Russ Roberts: So, it's kind of a giant party for 75,000 people, where you have to bring your own beer and everything else--BYOB--bring your own bread, bring your own beer? But, if you spend a day--there's no such thing as a typical day. But, a typical day, what am I going to experience, from roughly dawn to dusk, on any one day, that makes this exhilarating? And it appears to be exhilarating for a lot of people. It's not just a giant campground. It's much more than that.

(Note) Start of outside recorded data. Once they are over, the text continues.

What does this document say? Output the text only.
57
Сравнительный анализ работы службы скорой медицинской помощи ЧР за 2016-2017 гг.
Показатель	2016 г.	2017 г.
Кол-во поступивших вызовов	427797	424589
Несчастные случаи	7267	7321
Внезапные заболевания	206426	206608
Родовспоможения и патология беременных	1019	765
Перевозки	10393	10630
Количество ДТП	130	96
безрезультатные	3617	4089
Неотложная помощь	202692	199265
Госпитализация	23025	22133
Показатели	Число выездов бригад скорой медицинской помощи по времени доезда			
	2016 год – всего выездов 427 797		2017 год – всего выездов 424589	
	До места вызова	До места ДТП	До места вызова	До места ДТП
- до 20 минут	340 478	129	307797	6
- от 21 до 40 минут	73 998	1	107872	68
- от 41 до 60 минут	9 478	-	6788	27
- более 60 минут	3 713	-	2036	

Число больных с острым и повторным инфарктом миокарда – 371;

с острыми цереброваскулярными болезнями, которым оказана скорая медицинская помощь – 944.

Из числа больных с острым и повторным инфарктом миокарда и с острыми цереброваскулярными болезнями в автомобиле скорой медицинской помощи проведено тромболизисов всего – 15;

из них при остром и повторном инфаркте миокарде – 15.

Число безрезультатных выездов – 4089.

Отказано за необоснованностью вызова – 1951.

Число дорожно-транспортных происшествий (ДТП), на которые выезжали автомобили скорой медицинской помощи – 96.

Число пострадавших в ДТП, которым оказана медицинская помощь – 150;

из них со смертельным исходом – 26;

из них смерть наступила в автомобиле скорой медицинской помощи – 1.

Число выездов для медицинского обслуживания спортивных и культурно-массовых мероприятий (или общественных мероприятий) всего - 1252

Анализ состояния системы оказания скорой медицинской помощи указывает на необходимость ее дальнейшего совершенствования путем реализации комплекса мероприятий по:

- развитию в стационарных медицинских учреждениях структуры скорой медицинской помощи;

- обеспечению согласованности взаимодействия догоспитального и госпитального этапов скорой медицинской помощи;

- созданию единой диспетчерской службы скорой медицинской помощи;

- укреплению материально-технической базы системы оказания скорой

Marian Goodell: It's not just a giant campground. And, in fact, certainly some people call it a giant party. I came to realize a number of years ago when I decided, doing any kind of drinking at Burning Man was going to inhibit my leadership responsibilities--I came to realize that it was really a celebration of creativity. And, so, you're--
Russ Roberts: So, explain.
Marian Goodell: Well, the--if you can imagine some of the joy that we've had when we're sitting, even as adults, making a collage, or making a handmade card, or even working with others to create a family celebration. There's so much joy in the opportunity to bring people together, or to create something for someone else. And that, the entire intention of this city is to do that. So, more than just a party, it is really a celebration of that opportunity. And that's what brings people out of themselves. They look around. They realize that, 'Gosh, I could just sit here and drink my beer and sit on my lawn chair and watch people go by and maybe hand out, you know, lifesavers. But, I could also get up, and I could go help dig a trench for that artist that needs it. I can go into the center of camp and help sell coffee. And, I might feel like I'm bigger than something than myself.' And, so, your typical day really is sort of along those lines. You might be in a theme camp, at which point you probably have some responsibilities to the camp. You might be helping to cook. You might be helping to do the interactive engagement for the public. You might have your day off to go ride your bike around and go visit other camps. And that's pretty much the same for anybody. I certainly run a camp. I'm not active in the running of the city of Burning Man itself. I am responsible for the leadership that does that. But, with my camp, I do the same thing. I wake up. I have some breakfast. I look at the weather--because that's part of my job. If it's hot, we put on different outfits--it can be as hot as 104 degrees [Fahrenheit]. It can be as chilly as about 40 degrees at night. And so, you know, you set up your outfit for whether you are working or whether you are going to just roam around. And then you probably find something to do. Like, it's rarely rare in Burning Man that you are doing nothing. Because, the entire experience is for you to do something, or to engage with other people that are doing something. It's an interactive art experience.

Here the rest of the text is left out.